The training set consists of points randomly selected. Points are labeled as class A when their coordinates (x, y) satisfy x^2 + y^2 < 1 (i.e. the circle with radius 1 centered at the origin). Otherwise, they are labeled as class B. The number of points chosen for each class varied over multiple runs (detail in RESULTS).

The gain or step size is fixed at 0.3 for all runs.

The momentum is set at 0.7 for all runs.

The maximum number of epochs is set to 1000 for all runs.

Process

Initialization

The simulation starts by setting all weights randomly to values greater than -0.1 but less than 0.1. The arrays containing the old weight values are initialized to zero. (These old weight values are used to speed up the training process.) The biases of the hidden and output nodes are also set to values ranging from -0.1 to 0.1.

Feedforward

The training process continues by selecting one point from the training set and passing it through the network.

Error

The error value of each output node is then calculated as shown below.

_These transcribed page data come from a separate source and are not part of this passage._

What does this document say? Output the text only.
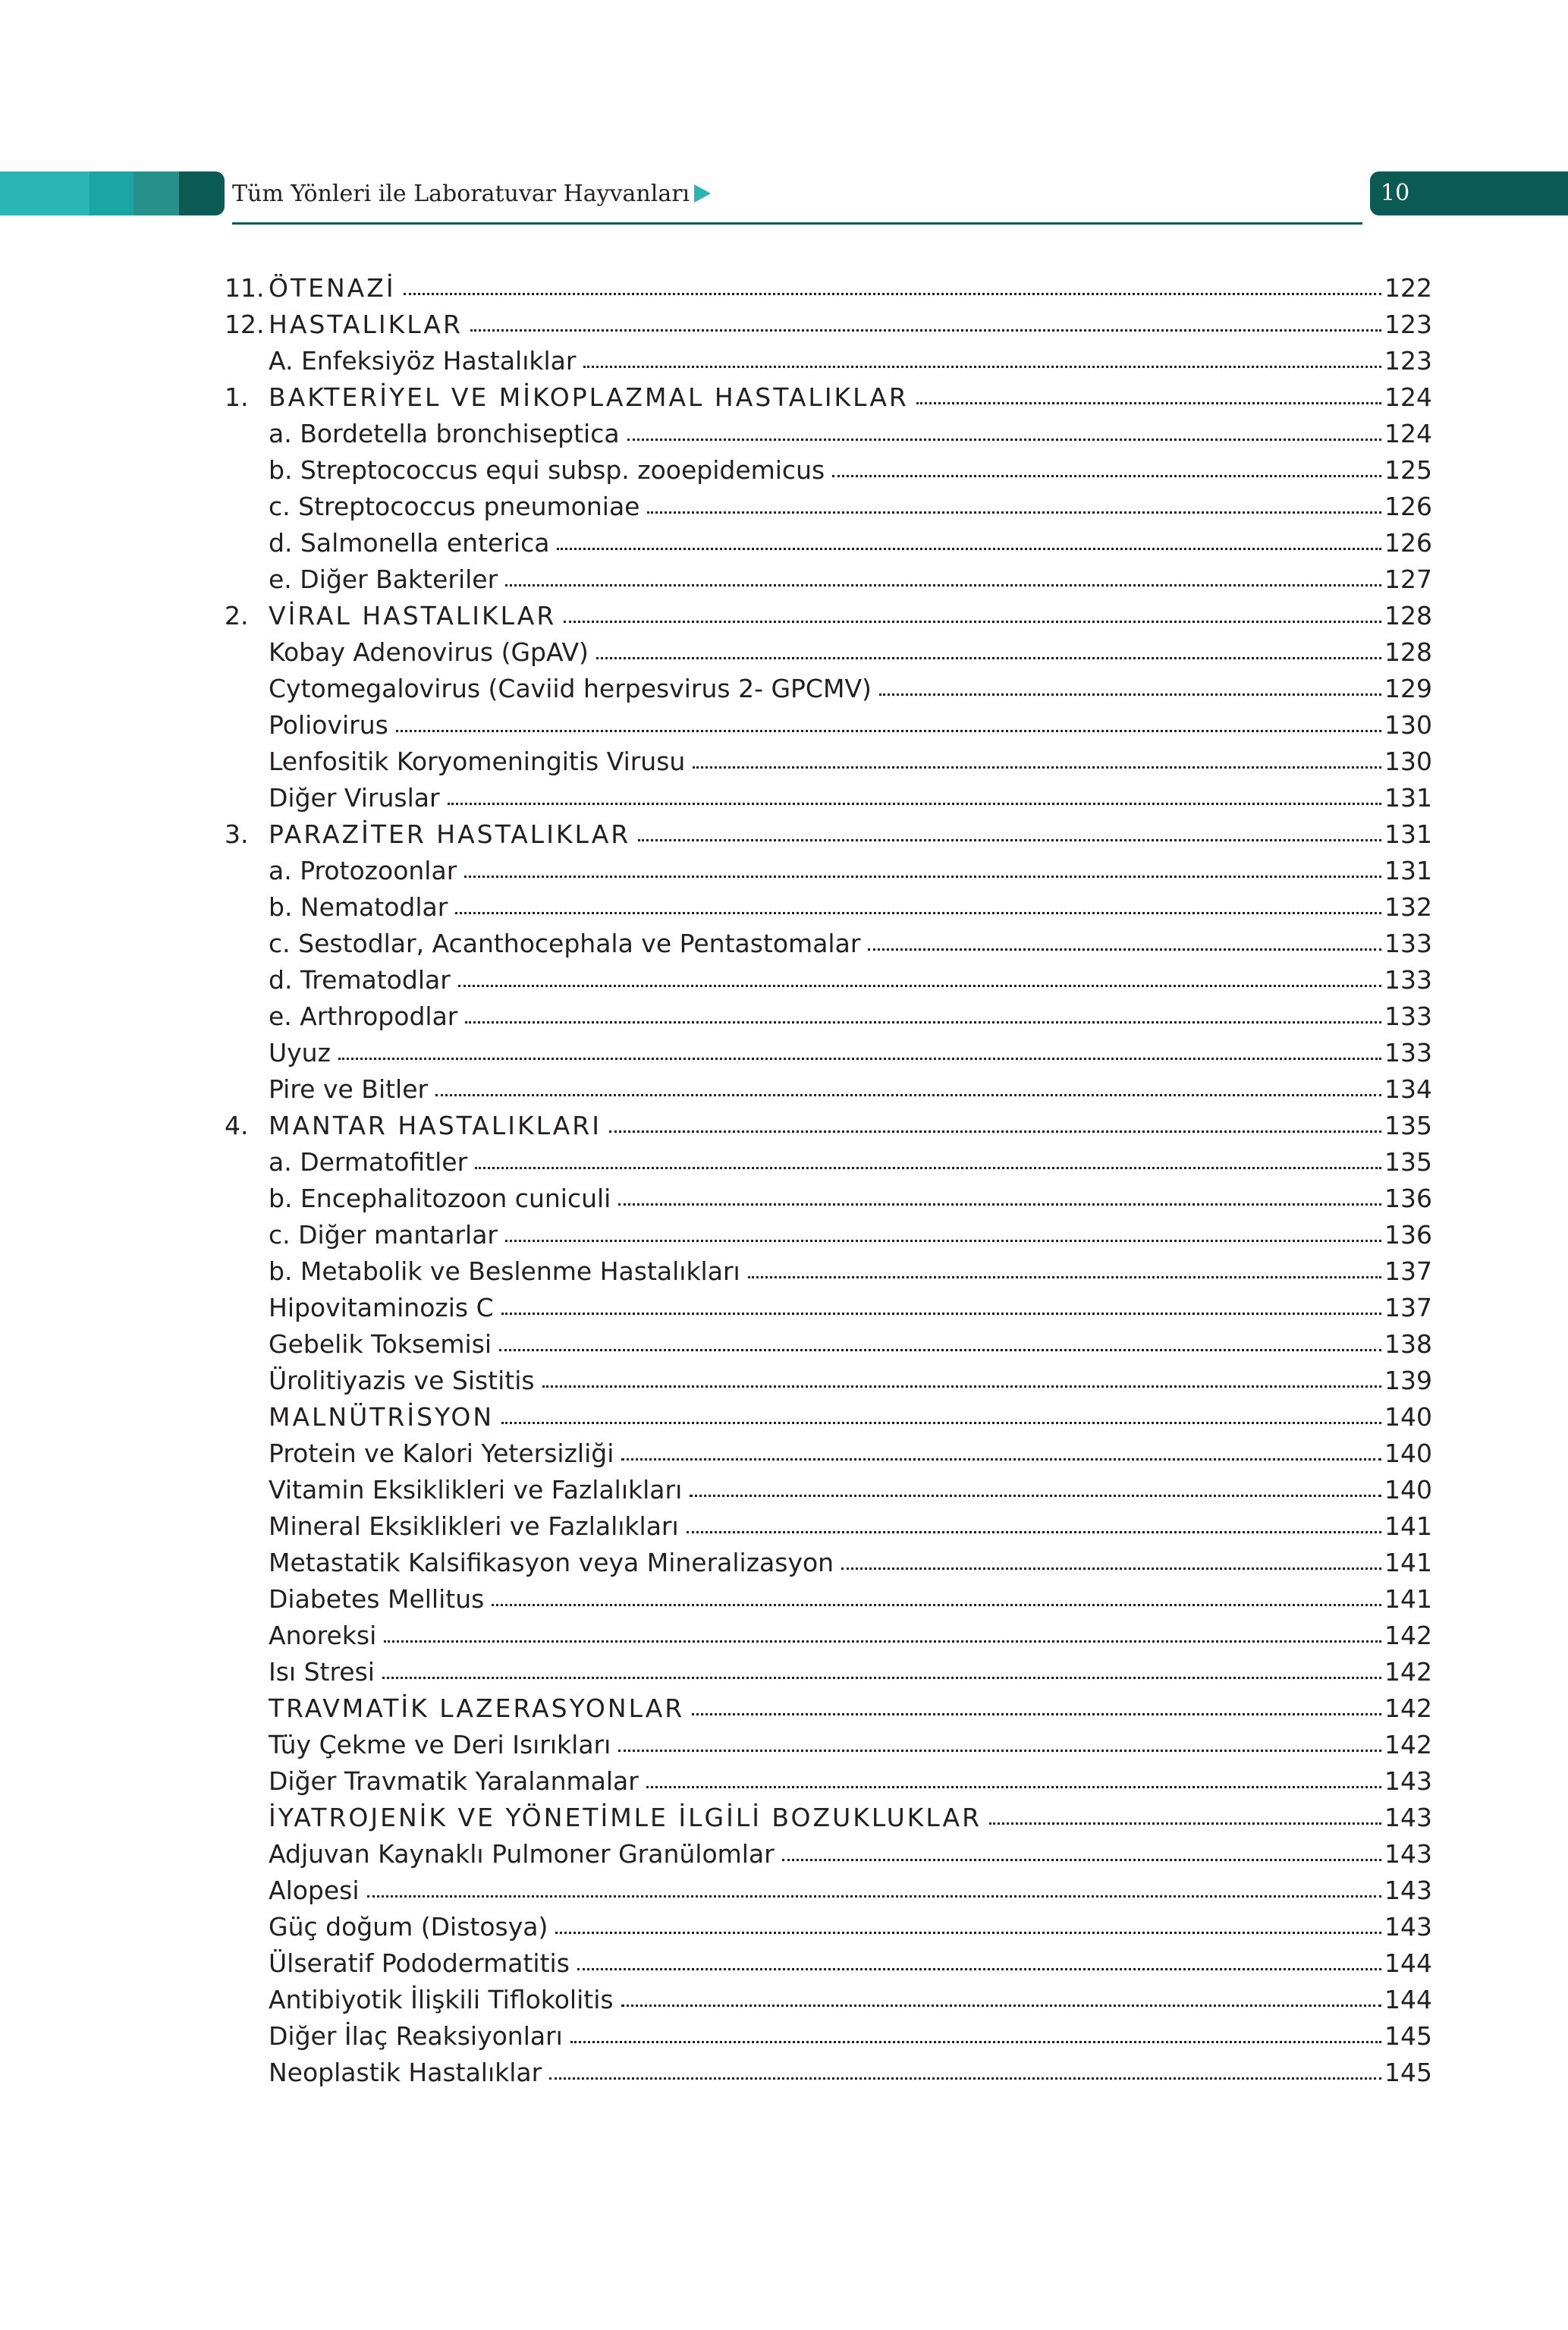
Tüm Yönleri ile Laboratuvar Hayvanları	10
11. ÖTENAZİ	122
12. HASTALIKLAR	123
A. Enfeksiyöz Hastalıklar	123
1. BAKTERİYEL VE MİKOPLAZMAL HASTALIKLAR	124
a. Bordetella bronchiseptica	124
b. Streptococcus equi subsp. zooepidemicus	125
c. Streptococcus pneumoniae	126
d. Salmonella enterica	126
e. Diğer Bakteriler	127
2. VİRAL HASTALIKLAR	128
Kobay Adenovirus (GpAV)	128
Cytomegalovirus (Caviid herpesvirus 2- GPCMV)	129
Poliovirus	130
Lenfositik Koryomeningitis Virusu	130
Diğer Viruslar	131
3. PARAZİTER HASTALIKLAR	131
a. Protozoonlar	131
b. Nematodlar	132
c. Sestodlar, Acanthocephala ve Pentastomalar	133
d. Trematodlar	133
e. Arthropodlar	133
Uyuz	133
Pire ve Bitler	134
4. MANTAR HASTALIKLARI	135
a. Dermatofitler	135
b. Encephalitozoon cuniculi	136
c. Diğer mantarlar	136
b. Metabolik ve Beslenme Hastalıkları	137
Hipovitaminozis C	137
Gebelik Toksemisi	138
Ürolitiyazis ve Sistitis	139
MALNÜTRİSYON	140
Protein ve Kalori Yetersizliği	140
Vitamin Eksiklikleri ve Fazlalıkları	140
Mineral Eksiklikleri ve Fazlalıkları	141
Metastatik Kalsifikasyon veya Mineralizasyon	141
Diabetes Mellitus	141
Anoreksi	142
Isı Stresi	142
TRAVMATİK LAZERASYONLAR	142
Tüy Çekme ve Deri Isırıkları	142
Diğer Travmatik Yaralanmalar	143
İYATROJENİK VE YÖNETİMLE İLGİLİ BOZUKLUKLAR	143
Adjuvan Kaynaklı Pulmoner Granülomlar	143
Alopesi	143
Güç doğum (Distosya)	143
Ülseratif Pododermatitis	144
Antibiyotik İlişkili Tiflokolitis	144
Diğer İlaç Reaksiyonları	145
Neoplastik Hastalıklar	145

Error = targeted activation - actual activation

Backpropagation

The following steps of the backpropagation process are executed sequentially.

The error term of each output node is computed as do = Error * ao * (1 – ao), where Error is the value calculated in 3, ao is the activation value of the output node.

The error term of each hidden node is computed as dh = (∑k Whok * dok) * ah * (1 – ah), where Whok is the connection strength between the hidden node and one of its output node, k is the output node index, and ah is the activation value of the hidden node.

The delta of each weight between a hidden node and an output node is computed as dWho = ah * do * η, where η is the stepsize.

The weight between a hidden node and an output node is adjusted by Who (t+1) = Who (t) + dWho + momentum * (Who (t) - Who (t-1)), where Who (t-1)) is the weight of the previous iteration.

The delta of each weight between an input node and a hidden node is computed as dWih = ai * dh * η, where ai is the activation value of the input node.

The weight between an input node and a hidden node is adjusted by Wih (t+1) = Wih (t) + dWih + momentum * (Wih (t) - Wih (t-1)), where Wih (t-1)) is the weight of the previous iteration.

The bias of each hidden node is adjusted by bh = dh * η.

The bias of each output node is adjusted by bo = do * η.

The backpropagation process is repeated for each point in the training set.

Steps 2 to 4 of the training process are repeated until the max epoch number is reached.

RESULTS

The network identified class A points when the activation values of both output nodes were set to 0.99 and 0.01, and identified class B points when the activation values of both output nodes were set to 0.01 and 0.99.

After training, the number of Cartesian points fed through the network is set to 100 for all runs. The percent error is measured over several runs for each training set.

Class A Training Points	Class B Training Points	Percent Error
10	10	14 - 22%
100	100	2 - 8%
50	150	4 – 12 %
1500	500	1 – 4 %
1000	1000	0 – 1 %

The network gave excellent results when the training set contained a higher number of training points. The best results occurred when splitting each class with 1000 training points.

Sum Squared Error

The following pictures show the error value versus the number of epoch. The sum squared error is calculated as ∑k∑j (targeted activationik - actual activationik)^2, where j is the output node index, and k is the training set index.

The error value decreases sharply within the first few 50 epochs when the training set is equal or greater than 200 points.

The number of training points for each class is indicated on the right hand side of each picture.

The following pictures show the training set of the network, as well as the points that were correctly classified. 20% of the points were classified incorrectly for the 20 point training set, and only 2% of the points were classified incorrectly for the 2000 point training set.